I think that rhythm is a lot like description, in that the reader will not necessarily read it as you conceived it and intended it to be read. That's a big part of the reason that sometimes you look at something you wrote long ago, and it seems awful and clunky. That's because you are now approaching it as a reader would, as a fresh set of eyes without your earlier conceptions of how it ought to be read.
Well, maybe, but I think old writing sounds clunky because it usually is clunky. It's more a matter of gained skill, I think.
Rhythm is real, not perceived, and I think most reader break down words in the same way. They can't help but read a one syllable word in a certain way, and a for the great majority, they will read a four sllable word as a four syllable word. They pause slightly for commas, and they stop when they reach a period. They read a four word sentence one way, and a thirty word sentence another way.

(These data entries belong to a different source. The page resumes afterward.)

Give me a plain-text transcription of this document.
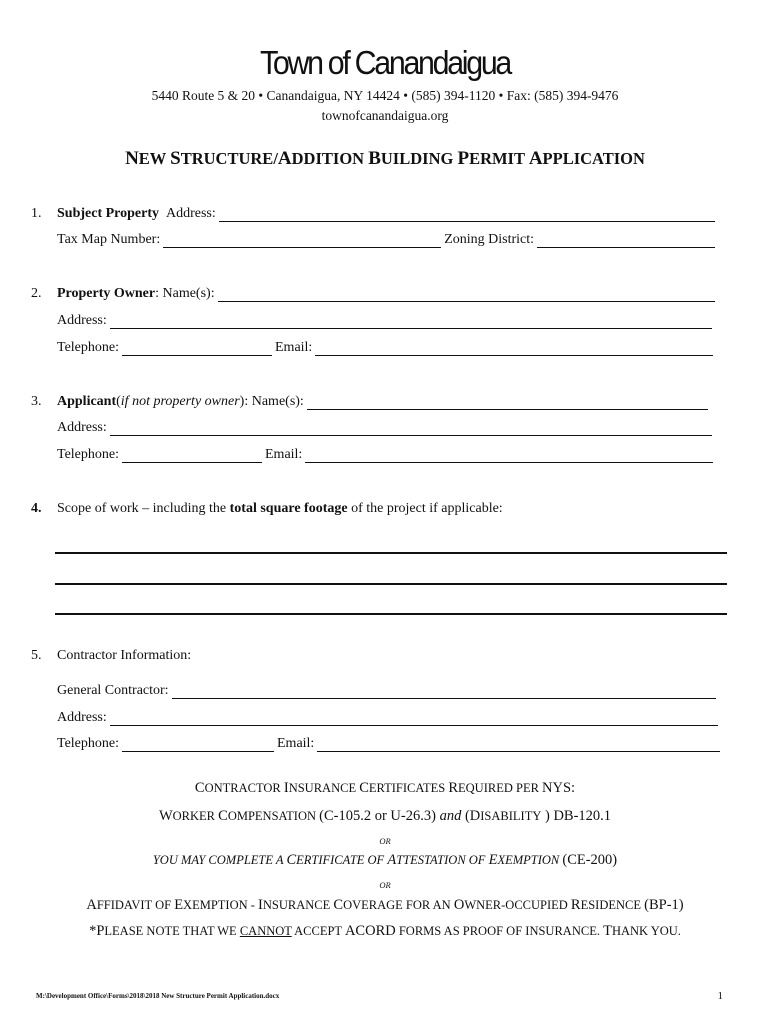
Town of Canandaigua
5440 Route 5 & 20 • Canandaigua, NY 14424 • (585) 394-1120 • Fax: (585) 394-9476
townofcanandaigua.org
NEW STRUCTURE/ADDITION BUILDING PERMIT APPLICATION
1.	Subject Property
Address:
Tax Map Number:	Zoning District:
2.	Property Owner : Name(s):
Address:
Telephone:	Email:
3.	Applicant ( if not property owner ): Name(s):
Address:
Telephone:	Email:
4. Scope of work – including the total square footage of the project if applicable:
5. Contractor Information:
General Contractor:
Address:
Telephone:	Email:
CONTRACTOR INSURANCE CERTIFICATES REQUIRED PER NYS:
WORKER COMPENSATION (C-105.2 or U-26.3) and (DISABILITY ) DB-120.1
OR
YOU MAY COMPLETE A CERTIFICATE OF ATTESTATION OF EXEMPTION (CE-200)
OR
AFFIDAVIT OF EXEMPTION - INSURANCE COVERAGE FOR AN OWNER-OCCUPIED RESIDENCE (BP-1)
*PLEASE NOTE THAT WE CANNOT ACCEPT ACORD FORMS AS PROOF OF INSURANCE. THANK YOU.
M:\Development Office\Forms\2018\2018 New Structure Permit Application.docx	1
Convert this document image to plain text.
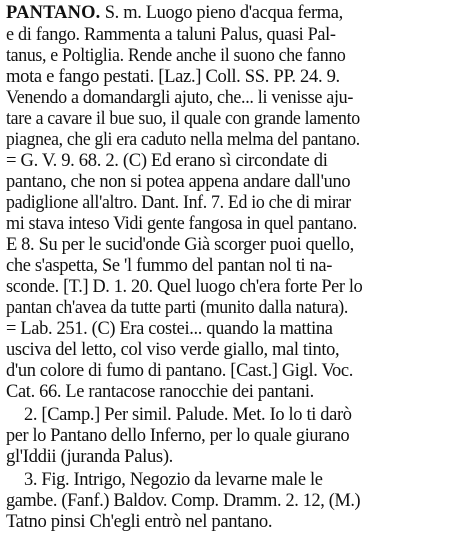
PANTANO. S. m. Luogo pieno d'acqua ferma,
e di fango. Rammenta a taluni Palus, quasi Pal-
tanus, e Poltiglia. Rende anche il suono che fanno
mota e fango pestati. [Laz.] Coll. SS. PP. 24. 9.
Venendo a domandargli ajuto, che... li venisse aju-
tare a cavare il bue suo, il quale con grande lamento
piagnea, che gli era caduto nella melma del pantano.
= G. V. 9. 68. 2. (C) Ed erano sì circondate di
pantano, che non si potea appena andare dall'uno
padiglione all'altro. Dant. Inf. 7. Ed io che di mirar
mi stava inteso Vidi gente fangosa in quel pantano.
E 8. Su per le sucid'onde Già scorger puoi quello,
che s'aspetta, Se 'l fummo del pantan nol ti na-
sconde. [T.] D. 1. 20. Quel luogo ch'era forte Per lo
pantan ch'avea da tutte parti (munito dalla natura).
= Lab. 251. (C) Era costei... quando la mattina
usciva del letto, col viso verde giallo, mal tinto,
d'un colore di fumo di pantano. [Cast.] Gigl. Voc.
Cat. 66. Le rantacose ranocchie dei pantani.
2. [Camp.] Per simil. Palude. Met. Io lo ti darò
per lo Pantano dello Inferno, per lo quale giurano
gl'Iddii (juranda Palus).
3. Fig. Intrigo, Negozio da levarne male le
gambe. (Fanf.) Baldov. Comp. Dramm. 2. 12, (M.)
Tatno pinsi Ch'egli entrò nel pantano.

It works just like meter in poetry. Some few may read a poem without sticking to the meter, but most will read it as it's meant to be read. The same technique works in prose, if you've trained your ear to hear it.
I don't think I've ever read anything, including my own work, as anything other than a reader. I see no other way of writing well without reading what you write as a reader would.
We may agree on this, but if so it's because writers do not write well, do not write good rhythm and flow, until they learn to read their own writing as a reader would. This happens very, very fast with some writers, and never with others.